Fernández mandates private-sector wage increase
In a press conference the labour minister, Claudio Moroni, explained that the wage increment would have to be paid in two tranches—one of Ps3,000 in January and the other of Ps1,000 in February. Mr Moroni also clarified that the mandated wage increase did not seek to circumvent the usual collective bargaining process, but instead provides a floor for salaries in negotiations between labour unions and employers. The minister also announced that micro, small and medium-sized enterprises will be exempt from paying employer social-security contributions on this increment for the next three months. Finally, Mr Moroni stated that the government was in the process of drafting a similar decree to raise wages of public-sector employees, which will be published in the next few days.
The policy move is unsurprising, given that boosting consumption was one of Mr Fernández's main campaign promises. In the current economic context, scope for faster employment growth in the near term is limited. Therefore, a boost to consumption would necessarily have to come from higher wages. The latter, however, will provide only a modest respite to real consumption—owing to persistently high levels of inflation.
According to the latest data from the Instituto Nacional de Estadística y Censos (INDEC, the national statistics institute), nominal wages grew by 41.5% year on year in October, below the annual inflation rate of 50.1% for that month. Insofar as the mandated salary rises contribute to the wage-price spiral (in which higher wages and higher prices reinforce each other in a vicious cycle), their overall effectiveness in boosting workers' purchasing power will be limited. Recognising this fact, the president called on labour unions to avoid making "excessive requests" in forthcoming collective bargaining rounds, while also asking businesses not to transfer higher wage costs to higher prices for their goods and services.

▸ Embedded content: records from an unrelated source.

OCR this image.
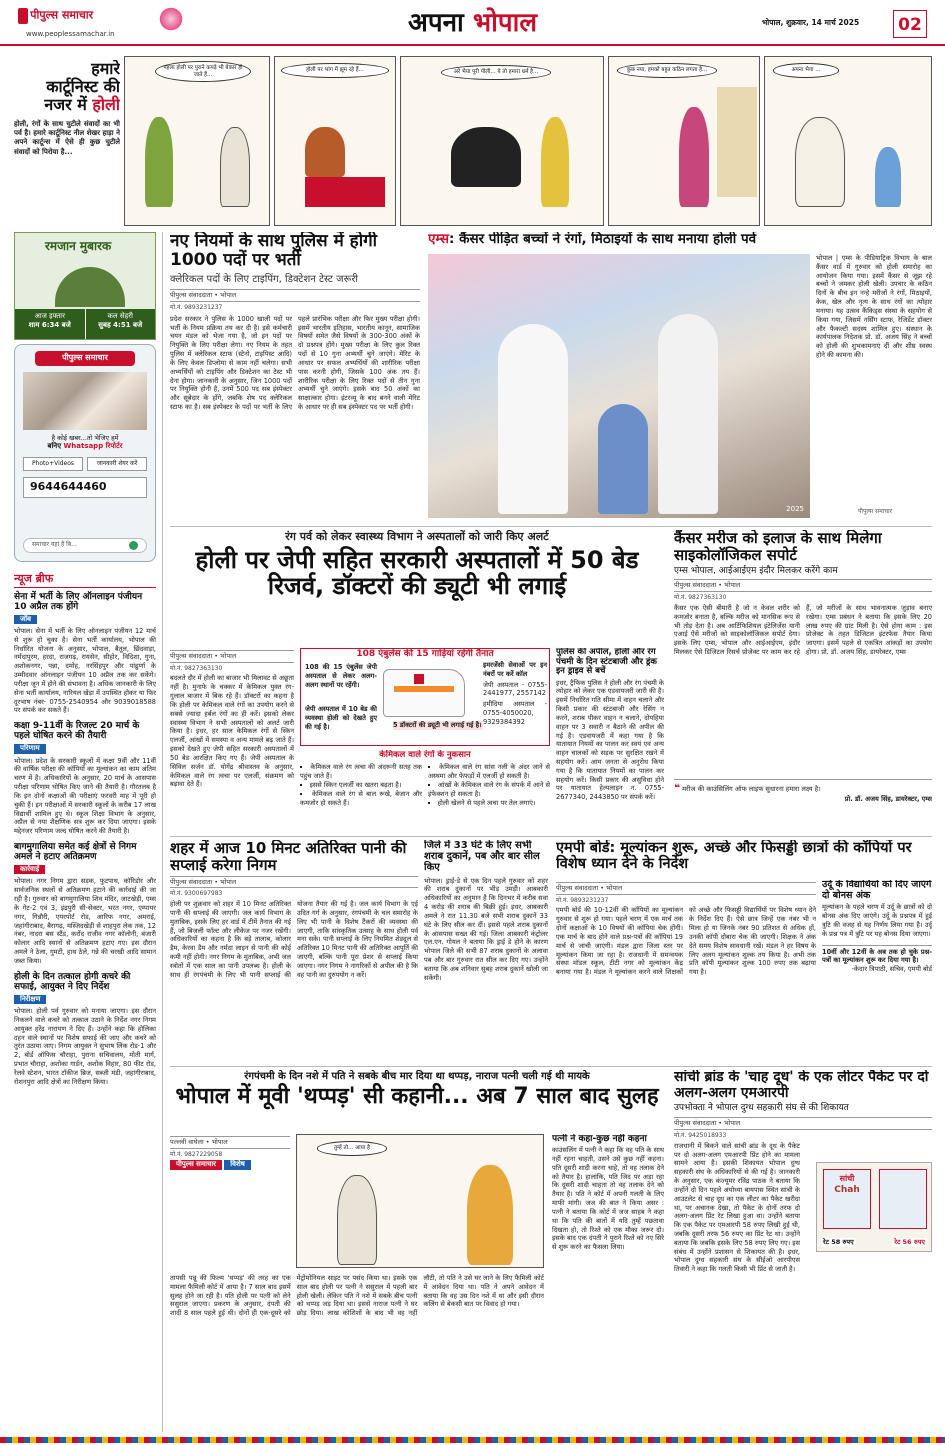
पीपुल्स समाचार
www.peoplessamachar.in	अपना भोपाल	भोपाल, शुक्रवार, 14 मार्च 2025	02
हमारे
कार्टूनिस्ट की
नजर में होली
होली, रंगों के साथ चुटीले संवादों का भी पर्व है। हमारे कार्टूनिस्ट नील शेखर हाड़ा ने अपने कार्टून्स में ऐसे ही कुछ चुटीले संवादों को पिरोया है...
पहला होली पर पुराने कपड़े भी बेकार हो जाते हैं...
होली पर भांग में झूम रहे हैं...	अरे भैया पूरी पीली... ये तो हमारा धर्म है...	कुछ नया, हमको बहुत कठिन लगता है...	अपना भैया ...
रमजान मुबारक
आज इफ्तार
शाम 6:34 बजे
कल सेहरी
सुबह 4:51 बजे
पीपुल्स समाचार
है कोई खबर...तो भेजिए हमें
बनिए Whatsapp रिपोर्टर
Photo+Videos	जानकारी शेयर करें
9644644460
समाचार यहां है बि...
न्यूज ब्रीफ
सेना में भर्ती के लिए ऑनलाइन पंजीयन 10 अप्रैल तक होंगे
जॉब
भोपाल। सेना में भर्ती के लिए ऑनलाइन पंजीयन 12 मार्च से शुरू हो चुका है। सेना भर्ती कार्यालय, भोपाल की निर्धारित योजना के अनुसार, भोपाल, बैतूल, छिंदवाड़ा, नर्मदापुरम, हरदा, राजगढ़, रायसेन, सीहोर, विदिशा, गुना, अशोकनगर, पन्ना, दमोह, नरसिंहपुर और पांढुर्णा के उम्मीदवार ऑनलाइन पंजीयन 10 अप्रैल तक कर सकेंगे। परीक्षा जून में होने की संभावना है। अधिक जानकारी के लिए सेना भर्ती कार्यालय, नारियल खेड़ा में उपस्थित होकर या फिर दूरभाष नंबर- 0755-2540954 और 9039018588 पर संपर्क कर सकते हैं।
कक्षा 9-11वीं के रिजल्ट 20 मार्च के पहले घोषित करने की तैयारी
परिणाम
भोपाल। प्रदेश के सरकारी स्कूलों में कक्षा 9वीं और 11वीं की वार्षिक परीक्षा की कॉपियों का मूल्यांकन का काम अंतिम चरण में है। अधिकारियों के अनुसार, 20 मार्च के आसपास परीक्षा परिणाम घोषित किए जाने की तैयारी है। गौरतलब है कि इन दोनों कक्षाओं की परीक्षाएं फरवरी माह में पूरी हो चुकी हैं। इन परीक्षाओं में सरकारी स्कूलों के करीब 17 लाख विद्यार्थी शामिल हुए थे। स्कूल शिक्षा विभाग के अनुसार, अप्रैल से नया शैक्षणिक सत्र शुरू कर दिया जाएगा। इसके मद्देनजर परिणाम जल्द घोषित करने की तैयारी है।
बागमुगालिया समेत कई क्षेत्रों से निगम अमले ने हटाए अतिक्रमण
कार्रवाई
भोपाल। नगर निगम द्वारा सड़क, फुटपाथ, कॉरिडोर और सार्वजनिक स्थलों से अतिक्रमण हटाने की कार्रवाई की जा रही है। गुरुवार को बागमुगालिया शिव मंदिर, जाटखेड़ी, एम्स के गेट-2 एवं 3, इंद्रपुरी सी-सेक्टर, भरत नगर, एम्पायर नगर, गिन्नौरी, एयरपोर्ट रोड, आरिफ नगर, अमराई, जहांगीराबाद, बैरागढ़, मस्जिदखेड़ी से शाहपुरा लेक तक, 12 नंबर, नादरा बस स्टैंड, करोंद राजीव नगर कॉलोनी, बंजारी कोलार आदि स्थानों से अतिक्रमण हटाए गए। इस दौरान अमले ने ठेला, गुमटी, हाथ ठेले, गन्ने की चरखी आदि सामान जब्त किया।
होली के दिन तत्काल होगी कचरे की सफाई, आयुक्त ने दिए निर्देश
निरीक्षण
भोपाल। होली पर्व गुरुवार को मनाया जाएगा। इस दौरान निकलने वाले कचरे को तत्काल उठाने के निर्देश नगर निगम आयुक्त हरेंद्र नारायण ने दिए हैं। उन्होंने कहा कि होलिका दहन वाले स्थानों पर विशेष सफाई की जाए और कचरे को तुरंत उठाया जाए। निगम आयुक्त ने सुभाष लिंक रोड-1 और 2, बोर्ड ऑफिस चौराहा, पुराना सचिवालय, मोती मार्ग, प्रभात चौराहा, अशोका गार्डन, अशोक विहार, 80 फीट रोड, रेलवे स्टेशन, भारत टॉकीज ब्रिज, सब्जी मंडी, जहांगीराबाद, रोशनपुरा आदि क्षेत्रों का निरीक्षण किया।
नए नियमों के साथ पुलिस में होगी 1000 पदों पर भर्ती
क्लेरिकल पदों के लिए टाइपिंग, डिक्टेशन टेस्ट जरूरी
पीपुल्स संवाददाता • भोपाल
मो.नं. 9893231237
प्रदेश सरकार ने पुलिस के 1000 खाली पदों पर भर्ती के नियम प्रक्रिया तय कर दी है। इसे कर्मचारी चयन मंडल को भेजा गया है, जो इन पदों पर नियुक्ति के लिए परीक्षा लेगा। नए नियम के तहत पुलिस में क्लेरिकल स्टाफ (स्टेनो, टाइपिस्ट आदि) के लिए केवल डिप्लोमा से काम नहीं चलेगा। सभी अभ्यर्थियों को टाइपिंग और डिक्टेशन का टेस्ट भी देना होगा। जानकारी के अनुसार, जिन 1000 पदों पर नियुक्ति होनी है, उनमें 500 पद सब इंस्पेक्टर और सूबेदार के होंगे, जबकि शेष पद क्लेरिकल स्टाफ का है। सब इंस्पेक्टर के पदों पर भर्ती के लिए पहले प्रारंभिक परीक्षा और फिर मुख्य परीक्षा होगी। इसमें भारतीय इतिहास, भारतीय कानून, सामाजिक विषयों समेत जैसे विषयों के 300-300 अंकों के दो प्रश्नपत्र होंगे। मुख्य परीक्षा के लिए कुल रिक्त पदों से 10 गुना अभ्यर्थी चुने जाएंगे। मेरिट के आधार पर सफल अभ्यर्थियों की शारीरिक परीक्षा पास करनी होगी, जिसके 100 अंक तय हैं। शारीरिक परीक्षा के लिए रिक्त पदों से तीन गुना अभ्यर्थी चुने जाएंगे। इसके बाद 50 अंकों का साक्षात्कार होगा। इंटरव्यू के बाद बनने वाली मेरिट के आधार पर ही सब इंस्पेक्टर पद पर भर्ती होगी।
एम्स: कैंसर पीड़ित बच्चों ने रंगों, मिठाइयों के साथ मनाया होली पर्व
2025
भोपाल | एम्स के पीडियाट्रिक विभाग के बाल कैंसर वार्ड में गुरुवार को होली समारोह का आयोजन किया गया। इसमें कैंसर से जूझ रहे बच्चों ने जमकर होली खेली। उपचार के कठिन दिनों के बीच इन नन्हे मरीजों ने रंगों, मिठाइयों, केक, खेल और नृत्य के साथ रंगों का त्योहार मनाया। यह उत्सव कैंकिड्स संस्था के सहयोग से किया गया, जिसमें नर्सिंग स्टाफ, रेजिडेंट डॉक्टर और फैकल्टी सदस्य शामिल हुए। संस्थान के कार्यपालक निदेशक प्रो. डॉ. अजय सिंह ने बच्चों को होली की शुभकामनाएं दीं और शीघ्र स्वस्थ होने की कामना की।
पीपुल्स समाचार
रंग पर्व को लेकर स्वास्थ्य विभाग ने अस्पतालों को जारी किए अलर्ट
होली पर जेपी सहित सरकारी अस्पतालों में 50 बेड रिजर्व, डॉक्टरों की ड्यूटी भी लगाई
पीपुल्स संवाददाता • भोपाल
मो.नं. 9827363130
बदलते दौर में होली का बाजार भी मिलावट से अछूता नहीं है। मुनाफे के चक्कर में केमिकल युक्त रंग-गुलाल बाजार में बिक रहे हैं। डॉक्टरों का कहना है कि होली पर केमिकल वाले रंगों का उपयोग करने से सबसे ज्यादा हर्बल रंगों का ही करें। इसको लेकर स्वास्थ्य विभाग ने सभी अस्पतालों को अलर्ट जारी किया है। इधर, हर साल केमिकल रंगों से स्किन एलर्जी, आंखों में समस्या व अन्य मामले बढ़ जाते हैं। इसको देखते हुए जेपी सहित सरकारी अस्पतालों में 50 बेड आरक्षित किए गए हैं। जेपी अस्पताल के सिविल सर्जन डॉ. योगेंद्र श्रीवास्तव के अनुसार, केमिकल वाले रंग त्वचा पर एलर्जी, संक्रमण को बढ़ावा देते हैं।
108 एंबुलेंस की 15 गाड़ियां रहेंगी तैनात
108 की 15 एंबुलेंस जेपी अस्पताल से लेकर अलग-अलग स्थानों पर रहेंगी।
जेपी अस्पताल में 10 बेड की व्यवस्था होली को देखते हुए की गई है।	5 डॉक्टरों की ड्यूटी भी लगाई गई है।
इमरजेंसी सेवाओं पर इन नंबरों पर करें कॉल
जेपी अस्पताल - 0755-2441977, 2557142
हमीदिया अस्पताल - 0755-4050020, 9329384392
केमिकल वाले रंगों के नुकसान
▪ केमिकल वाले रंग त्वचा की अंदरूनी सतह तक पहुंच जाते हैं।
▪ इससे स्किन एलर्जी का खतरा बढ़ता है।
▪ केमिकल वाले रंग से बाल रूखे, बेजान और कमजोर हो सकते हैं।
▪ केमिकल वाले रंग सांस नली के अंदर जाने से अस्थमा और फेफड़ों में एलर्जी हो सकती है।
▪ आंखों के केमिकल वाले रंग के संपर्क में आने से इंफेक्शन हो सकता है।
▪ होली खेलने से पहले त्वचा पर तेल लगाएं।
पुलिस की अपील, होली और रंग पंचमी के दिन स्टंटबाजी और ड्रंक इन ड्राइव से बचें
इधर, ट्रैफिक पुलिस ने होली और रंग पंचमी के त्योहार को लेकर एक एडवायजरी जारी की है। इसमें निर्धारित गति सीमा में वाहन चलाने और किसी प्रकार की स्टंटबाजी और रेसिंग न करने, शराब पीकर वाहन न चलाने, दोपहिया वाहन पर 3 सवारी न बैठाने की अपील की गई है। एडवायजरी में कहा गया है कि यातायात नियमों का पालन कर स्वयं एवं अन्य वाहन चालकों को सड़क पर सुरक्षित रखने में सहयोग करें। आम जनता से अनुरोध किया गया है कि यातायात नियमों का पालन कर सहयोग करें। किसी प्रकार की असुविधा होने पर यातायात हेल्पलाइन न. 0755-2677340, 2443850 पर संपर्क करें।
कैंसर मरीज को इलाज के साथ मिलेगा साइकोलॉजिकल सपोर्ट
एम्स भोपाल, आईआईएम इंदौर मिलकर करेंगे काम
पीपुल्स संवाददाता • भोपाल
मो.नं. 9827363130
कैंसर एक ऐसी बीमारी है जो न केवल शरीर को कमजोर बनाता है, बल्कि मरीज को मानसिक रूप से भी तोड़ देता है। अब आर्टिफिशियल इंटेलिजेंस यानी एआई ऐसे मरीजों को साइकोलॉजिकल सपोर्ट देगा। इसके लिए एम्स, भोपाल और आईआईएम, इंदौर मिलकर ऐसे डिजिटल रिसर्च प्रोजेक्ट पर काम कर रहे हैं, जो मरीजों के साथ भावनात्मक जुड़ाव बनाए रखेगा। एम्स प्रबंधन ने बताया कि इसके लिए 20 लाख रुपए की ग्रांट मिली है। ऐसे होगा काम : इस प्रोजेक्ट के तहत डिजिटल इंटरफेस तैयार किया जाएगा। इसमें पहले से एकत्रित आंकड़ों का उपयोग होगा। प्रो. डॉ. अजय सिंह, डायरेक्टर, एम्स
❝ मरीज की काउंसिलिंग ऑफ लाइफ सुधारना हमारा लक्ष्य है।
प्रो. डॉ. अजय सिंह, डायरेक्टर, एम्स
शहर में आज 10 मिनट अतिरिक्त पानी की सप्लाई करेगा निगम
पीपुल्स संवाददाता • भोपाल
मो.नं. 9300697983
होली पर शुक्रवार को शहर में 10 मिनट अतिरिक्त पानी की सप्लाई की जाएगी। जल कार्य विभाग के मुताबिक, इसके लिए हर वार्ड में टीमें तैनात की गई हैं, जो बिजली फॉल्ट और लीकेज पर नजर रखेंगी। अधिकारियों का कहना है कि बड़े तालाब, कोलार डैम, केरवा डैम और नर्मदा लाइन से पानी की कोई कमी नहीं होगी। नगर निगम के मुताबिक, अभी जल स्त्रोतों में एक साल का पानी उपलब्ध है। होली के साथ ही रंगपंचमी के लिए भी पानी सप्लाई की योजना तैयार की गई है। जल कार्य विभाग के एई उदित गर्ग के अनुसार, रंगपंचमी के चल समारोह के लिए भी पानी के विशेष टैंकरों की व्यवस्था की जाएगी, ताकि सांस्कृतिक उत्साह के साथ होली पर्व मना सके। पानी सप्लाई के लिए नियमित शेड्यूल से अतिरिक्त 10 मिनट पानी की अतिरिक्त आपूर्ति की जाएगी, बल्कि पानी पूरा प्रेशर से सप्लाई किया जाएगा। नगर निगम ने नागरिकों से अपील की है कि वह पानी का दुरुपयोग न करें।
जिले में 33 घंटे के लिए सभी शराब दुकानें, पब और बार सील किए
भोपाल। ड्राई-डे से एक दिन पहले गुरुवार को शहर की शराब दुकानों पर भीड़ उमड़ी। आबकारी अधिकारियों का अनुमान है कि दिनभर में करीब सवा 4 करोड़ की शराब की बिक्री हुई। इधर, आबकारी अमले ने रात 11.30 बजे सभी शराब दुकानें 33 घंटे के लिए सील कर दीं। इससे पहले शराब दुकानों के आसपास सख्त की गई। जिला आबकारी कंट्रोलर एल.एन. गोयल ने बताया कि ड्राई डे होने के कारण भोपाल जिले की सभी 87 शराब दुकानों के अलावा पब और बार गुरुवार रात सील कर दिए गए। उन्होंने बताया कि अब शनिवार सुबह शराब दुकानें खोली जा सकेंगी।
एमपी बोर्ड: मूल्यांकन शुरू, अच्छे और फिसड्डी छात्रों की कॉपियों पर विशेष ध्यान देने के निर्देश
पीपुल्स संवाददाता • भोपाल
मो.नं. 9893231237
एमपी बोर्ड की 10-12वीं की कॉपियों का मूल्यांकन गुरुवार से शुरू हो गया। पहले चरण में एक मार्च तक दोनों कक्षाओं के 10 विषयों की कॉपियां चेक होंगी। एक मार्च के बाद होने वाले प्रश्न-पत्रों की कॉपियां 19 मार्च से जांची जाएंगी। मंडल द्वारा जिला स्तर पर मूल्यांकन किया जा रहा है। राजधानी में समन्वयक संस्था मॉडल स्कूल, टीटी नगर को मूल्यांकन केंद्र बनाया गया है। मंडल ने मूल्यांकन करने वाले शिक्षकों को अच्छे और फिसड्डी विद्यार्थियों पर विशेष ध्यान देने के निर्देश दिए हैं। ऐसे छात्र जिन्हें एक नंबर भी न मिला हो या जिनके नंबर 90 प्रतिशत से अधिक हों, उनकी कॉपी दोबारा चेक की जाएगी। शिक्षक ने अंक देते समय विशेष सावधानी रखें। मंडल ने हर विषय के लिए अलग मूल्यांकन शुल्क तय किया है। अभी तक प्रति कॉपी मूल्यांकन शुल्क 100 रुपए तक बढ़ाया गया है।
उर्दू के विद्यार्थियों को दिए जाएंगे दो बोनस अंक
मूल्यांकन के पहले चरण में उर्दू के छात्रों को दो बोनस अंक दिए जाएंगे। उर्दू के प्रश्नपत्र में हुई त्रुटि की वजह से यह निर्णय लिया गया है। उर्दू के प्रश्न पत्र में त्रुटि पर यह बोनस दिया जाएगा।
10वीं और 12वीं के अब तक हो चुके प्रश्न-पत्रों का मूल्यांकन शुरू कर दिया गया है।
-केदार त्रिपाठी, सचिव, एमपी बोर्ड
रंगपंचमी के दिन नशे में पति ने सबके बीच मार दिया था थप्पड़, नाराज पत्नी चली गई थी मायके
भोपाल में मूवी 'थप्पड़' सी कहानी... अब 7 साल बाद सुलह
पल्लवी वाघेला • भोपाल
मो.नं. 9827229058
पीपुल्स समाचार विशेष
तुम्हें तो... आया है
तापसी पन्नू की फिल्म 'थप्पड़' की तरह का एक मामला फैमिली कोर्ट में आया है। 7 साल बाद इसमें सुलह होने जा रही है। पति होली पर पत्नी को लेने ससुराल जाएगा। प्रकरण के अनुसार, दंपती की शादी 8 साल पहले हुई थी। दोनों ही एक-दूसरे को मेट्रोमोनियल साइट पर पसंद किया था। इसके एक साल बाद होली पर पत्नी ने ससुराल में पहली बार होली खेली। लेकिन पति ने नशे में सबके बीच पत्नी को थप्पड़ जड़ दिया था। इससे नाराज पत्नी ने घर छोड़ दिया। लाख कोशिशों के बाद भी वह नहीं लौटी, तो पति ने उसे घर लाने के लिए फैमिली कोर्ट में आवेदन दिया था। पति ने अपने आवेदन में बताया कि वह उस दिन नशे में था और इसी दौरान कलिंग से बेकसी बात पर विवाद हो गया।
पत्नी ने कहा-कुछ नहीं कहना
काउंसलिंग में पत्नी ने कहा कि वह पति के साथ नहीं रहना चाहती, उसने उसे कुछ नहीं कहना। पति दूसरी शादी करना चाहे, तो वह तलाक देने को तैयार है। हालांकि, पति जिद पर अड़ा रहा कि दूसरी शादी चाहता तो वह तलाक देने को तैयार है। पति ने कोर्ट में अपनी गलती के लिए माफी मांगी। जज की बात ने किया असर : पत्नी ने बताया कि कोर्ट में जज साहब ने कहा था कि पति की बातों में यदि तुम्हें पछतावा दिखता हो, तो रिश्ते को एक मौका जरूर दो। इसके बाद एक दंपती ने पुराने रिश्ते को नए सिरे से शुरू करने का फैसला लिया।
सांची ब्रांड के 'चाह दूध' के एक लीटर पैकेट पर दो अलग-अलग एमआरपी
उपभोक्ता ने भोपाल दुग्ध सहकारी संघ से की शिकायत
पीपुल्स संवाददाता • भोपाल
मो.नं. 9425018933
राजधानी में बिकने वाले सांची ब्रांड के दूध के पैकेट पर दो अलग-अलग एमआरपी प्रिंट होने का मामला सामने आया है। इसकी शिकायत भोपाल दुग्ध सहकारी संघ के अधिकारियों से की गई है। जानकारी के अनुसार, एक कंज्यूमर रविंद्र पाठक ने बताया कि उन्होंने दो दिन पहले अयोध्या बायपास स्थित सांची के आउटलेट से चाह दूध का एक लीटर का पैकेट खरीदा था, पर अचानक देखा, तो पैकेट के दोनों तरफ दो अलग-अलग प्रिंट रेट लिखा हुआ था। उन्होंने बताया कि एक पैकेट पर एमआरपी 58 रुपए लिखी हुई थी, जबकि दूसरी तरफ 56 रुपए का प्रिंट रेट था। उन्होंने बताया कि जबकि इसके लिए 58 रुपए लिए गए। इस संबंध में उन्होंने प्रशासन से शिकायत की है। इधर, भोपाल दुग्ध सहकारी संघ के सीईओ आरपीएस तिवारी ने कहा कि गलती किसी भी प्रिंट से जाती है।
सांची
Chah
रेट 58 रुपए	रेट 56 रुपए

It is likely that Mr Fernández's statements are setting the stage for long-promised tripartite negotiations, with business and unions to enter a "social agreement" to contain inflation. We expect the agreement to have only a modest impact on inflation, amid unanchored inflation expectations and looser monetary policy.
Impact on the forecast
The developments are broadly in line with our consumption and inflation forecasts, which remain unchanged.